So far, federal guidance has fallen short of what states need to implement the Affordable Care Act’s Medicaid expansion, according to a recent report by the Government Accountability Office (GAO). State officials questioned for the report said delays of meaningful direction from the Centers for Medicare and Medicaid Services (CMS), combined with limited state resources and slow approval for new plans, could cause them to miss the January 2014 deadline to implement the Medicaid expansion and related updates to enrollment systems. In a survey of state budget officials, 30 of the 42 states responding said CMS guidance to date had been slightly or not at all useful.
There is a lack of clarity on several issues integral to ACA Medicaid eligibility expansion, such as:
- How to implement the new income eligibility metric, called Modified Adjusted Gross Income or MAGI, in a variety of possible scenarios. Although CMS released additional guidance and held a webinar on MAGI in March 2012, states said they need yet more information. One example of a potential scenario states still want advice about is how to determine eligibility of children who divide their time between two households with different parents.
- How to convert old Medicaid eligibility standards to the new MAGI levels to determine whether an enrollee is newly eligible or was already eligible before the ACA expansion. The difference is significant because states receive much more federal money – a 100-percent federal matching rate, initially – for newly eligible Medicaid enrollees than for enrollees under pre-ACA Medicaid coverage (federal match of 50% to 77%, depending on the state’s per capita income).

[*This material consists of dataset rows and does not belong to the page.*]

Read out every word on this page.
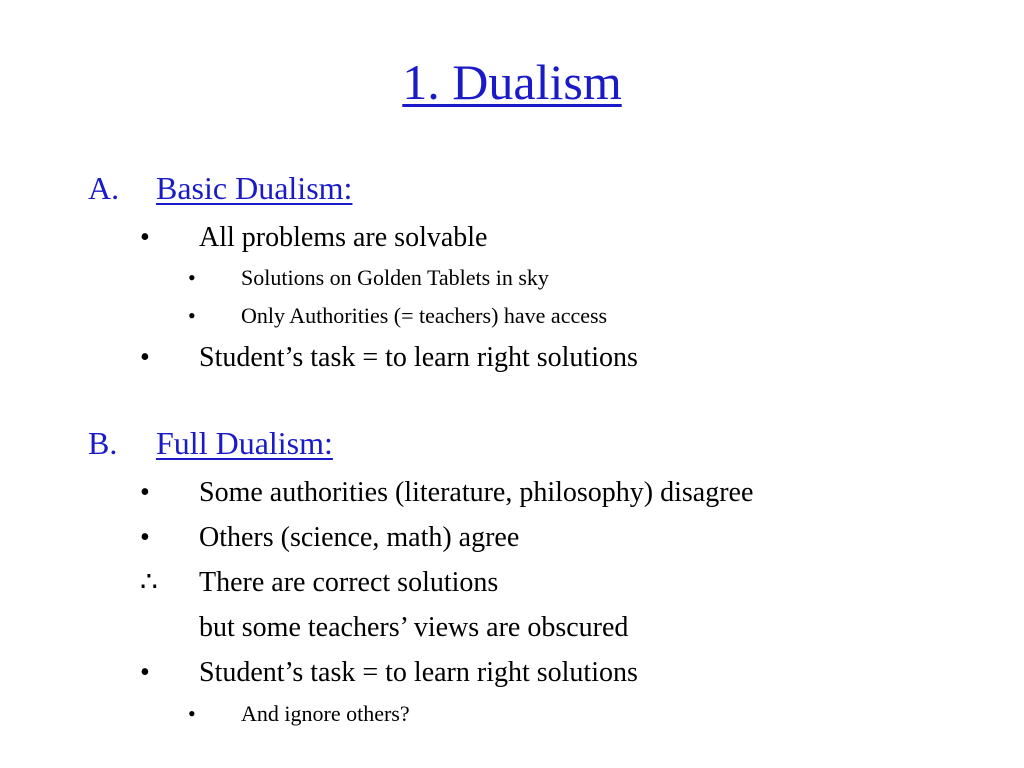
1. Dualism
A. Basic Dualism:
• All problems are solvable
• Solutions on Golden Tablets in sky
• Only Authorities (= teachers) have access
• Student’s task = to learn right solutions
B. Full Dualism:
• Some authorities (literature, philosophy) disagree
• Others (science, math) agree
∴ There are correct solutions
but some teachers’ views are obscured
• Student’s task = to learn right solutions
• And ignore others?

- How to integrate state systems with the new federal data hub, and what kinds of information to expect from the Internal Revenue Service (IRS) and other federal agencies. States will use the federal data hub to verify income and citizenship or legal immigrant status for new enrollees.
In each case, the report notes, CMS is aware of the need for more information and intends to issue new guidance later this year.
New guidance won’t remove all sources of delay and uncertainty. State officials said that limited resources, a lack of staff in state Medicaid offices, long procurement timelines, and slow approval at the federal and state level for planning documents all leach time from the process. Officials in Virginia, for example, expect to have less than a year before the 2014 deadline to work with a vendor to create and implement its new eligibility and enrollment system, once the documentation was approved, the RFP released, and the contract awarded.
The GAO’s findings do not reflect the Supreme Court’s ruling in NFIB v. Sebelius, which allowed states to opt out of the ACA Medicaid expansion. Though the issues this report highlights do not disappear, the Court’s ruling does give states more flexibility in when and how they expand Medicaid, which could alleviate some pressure from having to meet the 2014 deadline. States may also opt out of ACA Medicaid expansion altogether, decide to implement expansion in a future year, and even limit expansion to, say, only 2014-2016, when the federal match is 100%. All this adds to the complexity and uncertainty – political, fiscal, and administrative – states face.
In response to the GAO’s report, the Department of Health and Human Services “reiterated that (1) there is no deadline for a state to decide to undertake the expansion; (2) a state can receive enhanced administrative federal match for information technology costs, even if it has not yet decided whether to expand Medicaid … and (3) a state will not have to pay back the extra funding if it ultimately decides not to expand Medicaid.”
The GAO interviewed Medicaid officials in six states – Colorado, Georgia, Iowa, Minnesota, New York, and Virginia – from January to May 2012, and conducted a web survey of state budget directors on the fiscal implications of Medicaid expansion implementation on state budget planning. GAO posted the survey questions and aggregate results online.